In their place was guidance noting that such aesthetic issues are best handled by local planning and zoning authorities. A decade later, the Telecommunications Act set up a cooperative Federalism to enable localities to maintain their control over aesthetics.

Within four years of Congress passing the Telecommunications Act of 1996, the FCC was pushed by historic preservation interests to explore how to best comply with the NHPA. The end result was yet another modification in 2005 of the FCC’s NEPA rules that include a nearly 100-page report and “programmatic agreement” that dwarfs in density the media ownership rules that Federal judge Richard Posner said in a 1992 that the landmark ruling was an example of “Rube Goldberg complexity.”

*One analyst of FCC policy wrote: *

“the FCC often seems more adroit at jerry-rigging intellectually sloppy deals to appease industry factions.”

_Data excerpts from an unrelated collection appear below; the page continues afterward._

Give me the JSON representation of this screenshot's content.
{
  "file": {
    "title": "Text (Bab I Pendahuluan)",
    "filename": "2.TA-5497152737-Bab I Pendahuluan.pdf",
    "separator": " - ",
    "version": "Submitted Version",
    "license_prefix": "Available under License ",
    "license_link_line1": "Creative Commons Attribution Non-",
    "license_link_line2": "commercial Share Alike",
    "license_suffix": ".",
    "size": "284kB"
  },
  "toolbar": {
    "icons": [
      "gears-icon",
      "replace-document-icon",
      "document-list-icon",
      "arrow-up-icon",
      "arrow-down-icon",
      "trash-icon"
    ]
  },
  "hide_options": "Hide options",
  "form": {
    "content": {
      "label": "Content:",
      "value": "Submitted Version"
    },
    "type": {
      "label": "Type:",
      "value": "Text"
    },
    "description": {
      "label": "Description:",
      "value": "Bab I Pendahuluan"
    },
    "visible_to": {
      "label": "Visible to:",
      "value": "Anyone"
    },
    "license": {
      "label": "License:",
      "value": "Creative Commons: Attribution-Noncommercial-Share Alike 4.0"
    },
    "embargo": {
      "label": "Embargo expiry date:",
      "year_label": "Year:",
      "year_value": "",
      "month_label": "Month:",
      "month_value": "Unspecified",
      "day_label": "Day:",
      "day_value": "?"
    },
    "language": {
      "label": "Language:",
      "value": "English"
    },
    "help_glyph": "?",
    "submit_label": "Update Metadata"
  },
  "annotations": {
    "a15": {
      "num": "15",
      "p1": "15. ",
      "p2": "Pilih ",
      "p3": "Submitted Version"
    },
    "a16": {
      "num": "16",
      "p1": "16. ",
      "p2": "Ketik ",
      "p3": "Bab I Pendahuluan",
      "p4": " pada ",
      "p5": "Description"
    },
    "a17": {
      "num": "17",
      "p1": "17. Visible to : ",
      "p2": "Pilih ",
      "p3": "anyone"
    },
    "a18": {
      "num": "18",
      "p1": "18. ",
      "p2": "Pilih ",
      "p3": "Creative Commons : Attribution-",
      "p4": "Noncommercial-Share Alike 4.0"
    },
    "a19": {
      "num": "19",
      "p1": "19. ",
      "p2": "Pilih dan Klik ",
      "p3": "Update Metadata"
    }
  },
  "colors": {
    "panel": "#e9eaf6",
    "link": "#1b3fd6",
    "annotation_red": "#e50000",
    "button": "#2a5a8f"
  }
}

Despite its verbiage and breadth, the programmatic agreement failed to define how a tower can alter the character and use of historic properties, including buildings and landscapes. In fact, the FCC and the Advisory Council on Historic Preservation approached the problem with blinders on, never once looking to the advances in visual impact assessment made in the electricity generating and transmission industries nor were they interested in successful approaches developed in Europe.

Visual blight and visual impacts are quantifiable and may be evaluated and mitigated effectively through good faith consultations with stakeholders. The outcomes of siting towers and antennas in sensitive cultural and natural landscapes without thoughtful consultation are many.

These include broadcast and wireless telecommunications towers built in farm fields and radio towers in Civil War battlefields.

  • They are historic former municipal water tanks that are more aptly described as telecommunications towers or historic buildings with unsympathetic alterations.

  • Ill-conceived “monopines” and “monopalms” line the nation’s highways

  • towers loom large over minority neighborhoods.

Residents of rural historic districts change the ways they use their interior and exterior space to avoid beacon lights and views of poorly sited towers. And, visitors to historic urban oases where landscape photography has defined the visitor’s experience for more than a century avoid photograping historic buildings and landscapes because a tower now intrudes.

Contrary to arguments by communications industry lawyers and FCC functionaries, looks do matter. NEPA says so. The NHPA says so. Myriad federal court cases say so:

Justice Stevens for the United States Supreme Court iwrote in a 1984 case

“The character of the environment affects the quality of life and the value of property in both residential and commercial areas,"

The FCC continues to raise the bar on what constitutes an impact to sensitive scenic areas. To even out the regulatory asymmetry stakeholders need to be informed about
– the FCC’s environmental rules and
– their local and state environmental laws.

Local planning and zoning officials need to be better informed about their standing in tower siting cases. Remember, Ralph Waldo Emerson once wrote, “The health of the eye seems to demand a horizon.’